Load Data
boston <- read_csv("C:/Users/letha/OneDrive/Documents/BANA4080/boston.csv")
## Rows: 506 Columns: 16
## ── Column specification ────────────────────────────────────────────────────────
## Delimiter: ","
## dbl (16): lon, lat, cmedv, crim, zn, indus, chas, nox, rm, age, dis, rad, ta...
##
## ℹ Use `spec()` to retrieve the full column specification for this data.
## ℹ Specify the column types or set `show_col_types = FALSE` to quiet this message.
Split Data (70% Train, 30% Test)
set.seed(123)
split <- initial_split(boston, prop = 0.7, strata = cmedv)
train <- training(split)
test <- testing(split)
Correlation Analysis
cor_matrix <- cor(train %>% select(-c(lon, lat)))
strongest_pos <- names(sort(cor_matrix["cmedv",], decreasing = TRUE))[2]
strongest_neg <- names(sort(cor_matrix["cmedv",]))[1]
Plot Strongest Positive Correlation
train %>%
ggplot(aes_string(x = strongest_pos, y = "cmedv")) +
geom_point() +
geom_smooth(method = "lm", se = FALSE) +
theme_minimal()
## Warning: `aes_string()` was deprecated in ggplot2 3.0.0.
## ℹ Please use tidy evaluation idioms with `aes()`.
## ℹ See also `vignette("ggplot2-in-packages")` for more information.
## This warning is displayed once every 8 hours.
## Call `lifecycle::last_lifecycle_warnings()` to see where this warning was
## generated.
## `geom_smooth()` using formula = 'y ~ x'

Simple Linear Regression
simple_model <- lm(cmedv ~ get(strongest_pos), data = train)
sum_simple <- summary(simple_model)
RMSE for Simple Model
simple_pred <- predict(simple_model, newdata = test)

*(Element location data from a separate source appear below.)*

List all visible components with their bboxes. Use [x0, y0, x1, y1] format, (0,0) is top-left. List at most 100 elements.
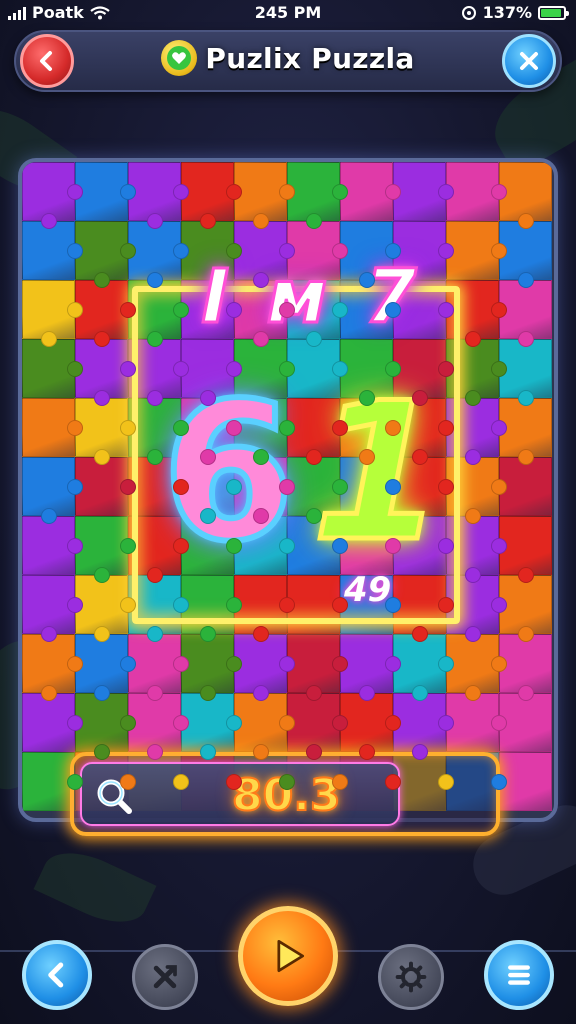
puzzle-piece-knob [226, 597, 242, 613]
puzzle-piece-knob [41, 508, 57, 524]
puzzle-piece[interactable] [22, 693, 83, 752]
puzzle-piece-knob [41, 331, 57, 347]
puzzle-piece-knob [120, 774, 136, 790]
puzzle-piece[interactable] [22, 398, 83, 457]
puzzle-piece-knob [385, 538, 401, 554]
puzzle-piece[interactable] [22, 457, 83, 524]
puzzle-piece-knob [200, 626, 216, 642]
puzzle-piece-knob [412, 449, 428, 465]
neon-digit-right: 1 [309, 362, 446, 583]
play-button[interactable] [238, 906, 338, 1006]
puzzle-piece-knob [41, 626, 57, 642]
puzzle-piece-knob [438, 184, 454, 200]
puzzle-piece-knob [279, 184, 295, 200]
score-bar[interactable]: 80.3 [70, 752, 500, 836]
puzzle-piece-knob [465, 685, 481, 701]
puzzle-piece-knob [359, 272, 375, 288]
puzzle-piece-knob [438, 715, 454, 731]
puzzle-piece-knob [385, 302, 401, 318]
puzzle-board[interactable]: I ᴍ 7 6 1 49 [18, 158, 558, 822]
puzzle-piece[interactable] [22, 162, 83, 229]
puzzle-piece-knob [491, 184, 507, 200]
puzzle-piece-knob [253, 213, 269, 229]
gear-icon [395, 961, 427, 993]
puzzle-piece-knob [67, 715, 83, 731]
puzzle-piece-knob [306, 685, 322, 701]
puzzle-piece-knob [279, 361, 295, 377]
puzzle-piece[interactable] [22, 752, 83, 811]
puzzle-piece-knob [518, 567, 534, 583]
puzzle-piece[interactable] [22, 516, 83, 575]
status-bar: Poatk 245 PM 137% [0, 0, 576, 26]
puzzle-piece-knob [385, 361, 401, 377]
puzzle-piece-knob [200, 213, 216, 229]
puzzle-piece-knob [173, 538, 189, 554]
puzzle-piece-knob [226, 538, 242, 554]
puzzle-piece-knob [306, 213, 322, 229]
puzzle-piece-knob [173, 479, 189, 495]
bottom-nav [0, 906, 576, 1024]
puzzle-piece-knob [226, 479, 242, 495]
puzzle-piece[interactable] [22, 634, 83, 701]
puzzle-piece[interactable] [22, 280, 83, 347]
puzzle-piece-knob [332, 243, 348, 259]
menu-button[interactable] [484, 940, 554, 1010]
puzzle-piece-knob [94, 744, 110, 760]
puzzle-piece-knob [279, 243, 295, 259]
battery-level [541, 8, 561, 17]
puzzle-piece-knob [306, 449, 322, 465]
puzzle-piece-knob [226, 243, 242, 259]
clock: 245 PM [254, 3, 322, 22]
puzzle-piece-knob [120, 479, 136, 495]
puzzle-piece-knob [226, 184, 242, 200]
puzzle-piece-knob [173, 243, 189, 259]
puzzle-piece-knob [147, 449, 163, 465]
puzzle-piece-knob [226, 361, 242, 377]
puzzle-piece[interactable] [22, 339, 83, 398]
puzzle-piece-knob [332, 302, 348, 318]
puzzle-piece-knob [67, 243, 83, 259]
puzzle-piece-knob [120, 597, 136, 613]
puzzle-piece-knob [147, 685, 163, 701]
puzzle-piece-knob [94, 685, 110, 701]
puzzle-piece-knob [438, 538, 454, 554]
puzzle-piece-knob [253, 449, 269, 465]
puzzle-piece-knob [67, 479, 83, 495]
score-panel: 80.3 [80, 762, 400, 826]
puzzle-piece-knob [279, 656, 295, 672]
puzzle-piece-knob [120, 538, 136, 554]
puzzle-piece-knob [147, 390, 163, 406]
puzzle-piece-knob [67, 774, 83, 790]
puzzle-piece-knob [385, 597, 401, 613]
puzzle-piece-knob [279, 479, 295, 495]
puzzle-piece[interactable] [22, 221, 83, 280]
puzzle-piece-knob [385, 774, 401, 790]
puzzle-piece-knob [120, 656, 136, 672]
puzzle-piece[interactable] [22, 575, 83, 642]
puzzle-piece-knob [518, 331, 534, 347]
shuffle-button[interactable] [132, 944, 198, 1010]
puzzle-piece-knob [253, 331, 269, 347]
battery-percent: 137% [482, 3, 532, 22]
puzzle-piece-knob [253, 508, 269, 524]
puzzle-piece-knob [147, 626, 163, 642]
puzzle-piece-knob [200, 508, 216, 524]
puzzle-piece-knob [385, 715, 401, 731]
close-button[interactable] [502, 34, 556, 88]
nav-back-button[interactable] [22, 940, 92, 1010]
puzzle-piece-knob [465, 390, 481, 406]
puzzle-piece-knob [359, 685, 375, 701]
puzzle-piece-knob [200, 390, 216, 406]
puzzle-piece-knob [120, 302, 136, 318]
puzzle-piece-knob [41, 685, 57, 701]
puzzle-piece-knob [67, 597, 83, 613]
puzzle-piece-knob [332, 361, 348, 377]
puzzle-piece-knob [306, 508, 322, 524]
puzzle-piece-knob [518, 449, 534, 465]
puzzle-piece-knob [518, 685, 534, 701]
settings-button[interactable] [378, 944, 444, 1010]
puzzle-piece-knob [491, 715, 507, 731]
puzzle-piece-knob [253, 626, 269, 642]
puzzle-piece-knob [226, 715, 242, 731]
puzzle-piece-knob [518, 626, 534, 642]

simple_rmse <- sqrt(mean((test$cmedv - simple_pred)^2))
Multiple Linear Regression
multi_model <- lm(cmedv ~ ., data = train)
sum_multi <- summary(multi_model)
RMSE for Multiple Regression
multi_pred <- predict(multi_model, newdata = test)
multi_rmse <- sqrt(mean((test$cmedv - multi_pred)^2))
Top 5 Influential Variables
top_vars <- names(sort(abs(coef(multi_model)[-1]), decreasing = TRUE))[1:5]
Output Results
list(
"Strongest Positive Correlation" = strongest_pos,
"Strongest Negative Correlation" = strongest_neg,
"Simple Model RMSE" = simple_rmse,
"Multiple Model RMSE" = multi_rmse,
"Top 5 Predictors" = top_vars
)
## $`Strongest Positive Correlation`
## [1] "rm"
##
## $`Strongest Negative Correlation`
## [1] "lstat"
##
## $`Simple Model RMSE`
## [1] 6.831405
##
## $`Multiple Model RMSE`
## [1] 4.829261
##
## $`Top 5 Predictors`
## [1] "nox" "lon" "lat" "rm" "chas"